Saudi Arabia's representative to OPEC on Thursday said the kingdom's oil exports will be little changed this month, a blow to President Donald Trump, who is depending on his allies in Riyadh to put more barrels on the market to tame fuel prices.
July exports from OPEC's top producer will be roughly in line with last month's total, the Dow Jones reported, citing Saudi OPEC governor Adeeb Al Aama. Meanwhile, Saudi crude oil exports are poised to drop by 100,000 bpd in August compared with July.
Al Aama said Saudi Arabia will not substantially oversupply the market, Dow Jones reported. Saudi exports were about 7.2 million bpd in June, an industry source told Reuters.
Oil prices extended gains following the news, with U.S. benchmark West Texas Intermediate crude last up 92 cents, or 1.3 percent, at $69.68 a barrel.
The commentary from Saudi Arabia could be aimed at preventing oil prices from falling too far too fast, said John Kilduff, founding partner at energy hedge fund Again Capital.

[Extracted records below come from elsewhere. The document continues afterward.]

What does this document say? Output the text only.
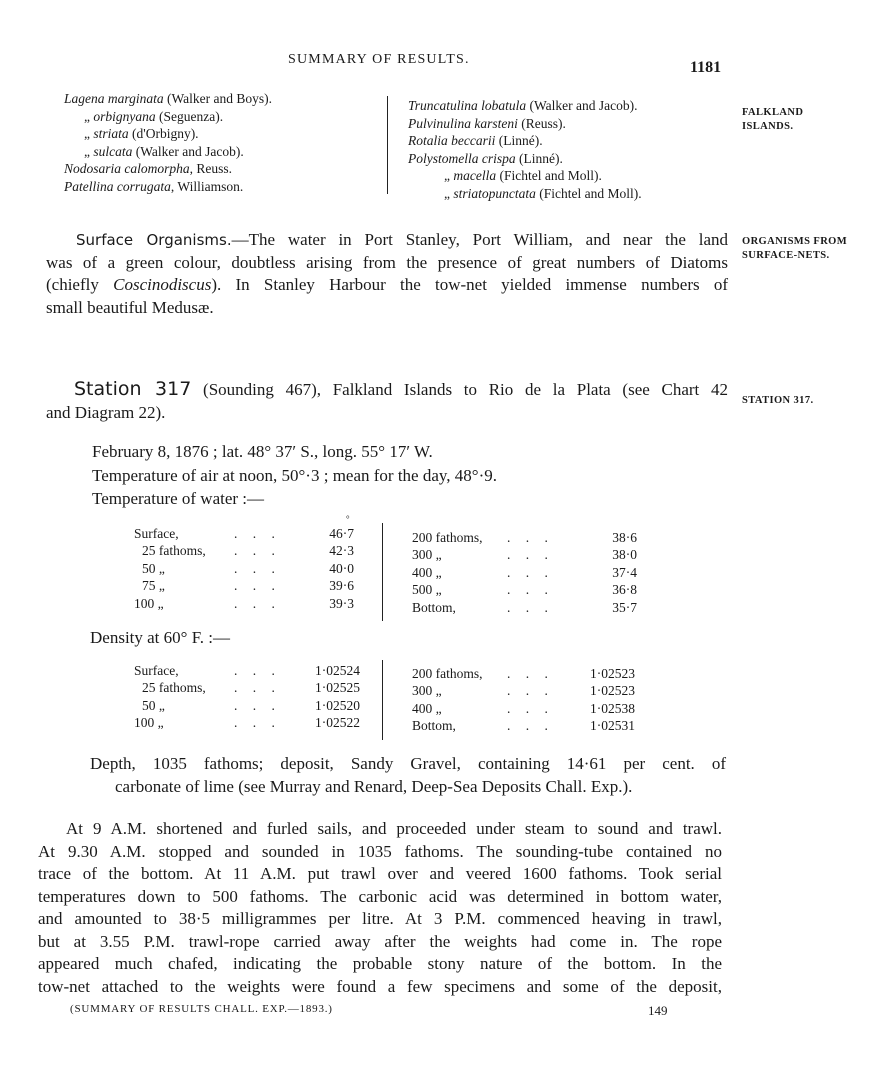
SUMMARY OF RESULTS.	1181
Lagena marginata (Walker and Boys).
„ orbignyana (Seguenza).
„ striata (d'Orbigny).
„ sulcata (Walker and Jacob).
Nodosaria calomorpha, Reuss.
Patellina corrugata, Williamson.
Truncatulina lobatula (Walker and Jacob).
Pulvinulina karsteni (Reuss).
Rotalia beccarii (Linné).
Polystomella crispa (Linné).
„ macella (Fichtel and Moll).
„ striatopunctata (Fichtel and Moll).
FALKLAND
ISLANDS.
ORGANISMS FROM
SURFACE-NETS.
STATION 317.
Surface Organisms.—The water in Port Stanley, Port William, and near the land
was of a green colour, doubtless arising from the presence of great numbers of Diatoms
(chiefly Coscinodiscus). In Stanley Harbour the tow-net yielded immense numbers of
small beautiful Medusæ.
Station 317 (Sounding 467), Falkland Islands to Rio de la Plata (see Chart 42
and Diagram 22).
February 8, 1876 ; lat. 48° 37′ S., long. 55° 17′ W.
Temperature of air at noon, 50°·3 ; mean for the day, 48°·9.
Temperature of water :—
°
Surface,	. . .	46·7
25 fathoms,	. . .	42·3
50 „	. . .	40·0
75 „	. . .	39·6
100 „	. . .	39·3
200 fathoms,	. . .	38·6
300 „	. . .	38·0
400 „	. . .	37·4
500 „	. . .	36·8
Bottom,	. . .	35·7
Density at 60° F. :—
Surface,	. . .	1·02524
25 fathoms,	. . .	1·02525
50 „	. . .	1·02520
100 „	. . .	1·02522
200 fathoms,	. . .	1·02523
300 „	. . .	1·02523
400 „	. . .	1·02538
Bottom,	. . .	1·02531
Depth, 1035 fathoms; deposit, Sandy Gravel, containing 14·61 per cent. of
carbonate of lime (see Murray and Renard, Deep-Sea Deposits Chall. Exp.).
At 9 A.M. shortened and furled sails, and proceeded under steam to sound and trawl.
At 9.30 A.M. stopped and sounded in 1035 fathoms. The sounding-tube contained no
trace of the bottom. At 11 A.M. put trawl over and veered 1600 fathoms. Took serial
temperatures down to 500 fathoms. The carbonic acid was determined in bottom water,
and amounted to 38·5 milligrammes per litre. At 3 P.M. commenced heaving in trawl,
but at 3.55 P.M. trawl-rope carried away after the weights had come in. The rope
appeared much chafed, indicating the probable stony nature of the bottom. In the
tow-net attached to the weights were found a few specimens and some of the deposit,
(SUMMARY OF RESULTS CHALL. EXP.—1893.)	149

Crude futures fell 7-8 percent from recent highs on the last trading day of June through Wednesday, as the market's concerns about supply shortages eased.
"This sell-off from the highs probably spooked them a little bit, and they're scratching their heads trying to figure out what to do next. They're trying to be a little bit more measured," Kilduff said.
"I don't think they wanted to overshoot to the downside, and that's what this commentary speaks to."
Helima Croft, global head of commodity strategy at RBC Capital Markets, also said the Saudis could be trying to put a floor under international oil prices at $70. Global benchmark Brent crude fell to a three-month low just above $71 a barrel this week.
Trump has called on OPEC to pump more oil as the average cost of gasoline at retail stations remains stuck near $3 a gallon. One of the major factors that pushed oil prices to 3-½-year highs is Trump's decision to restore sanctions on Iran, the world's fifth largest crude producer.
The 15-nation OPEC cartel agreed last month with Russia and several other oil-producing nations to partly reverse their 1½-year-old deal to limit output.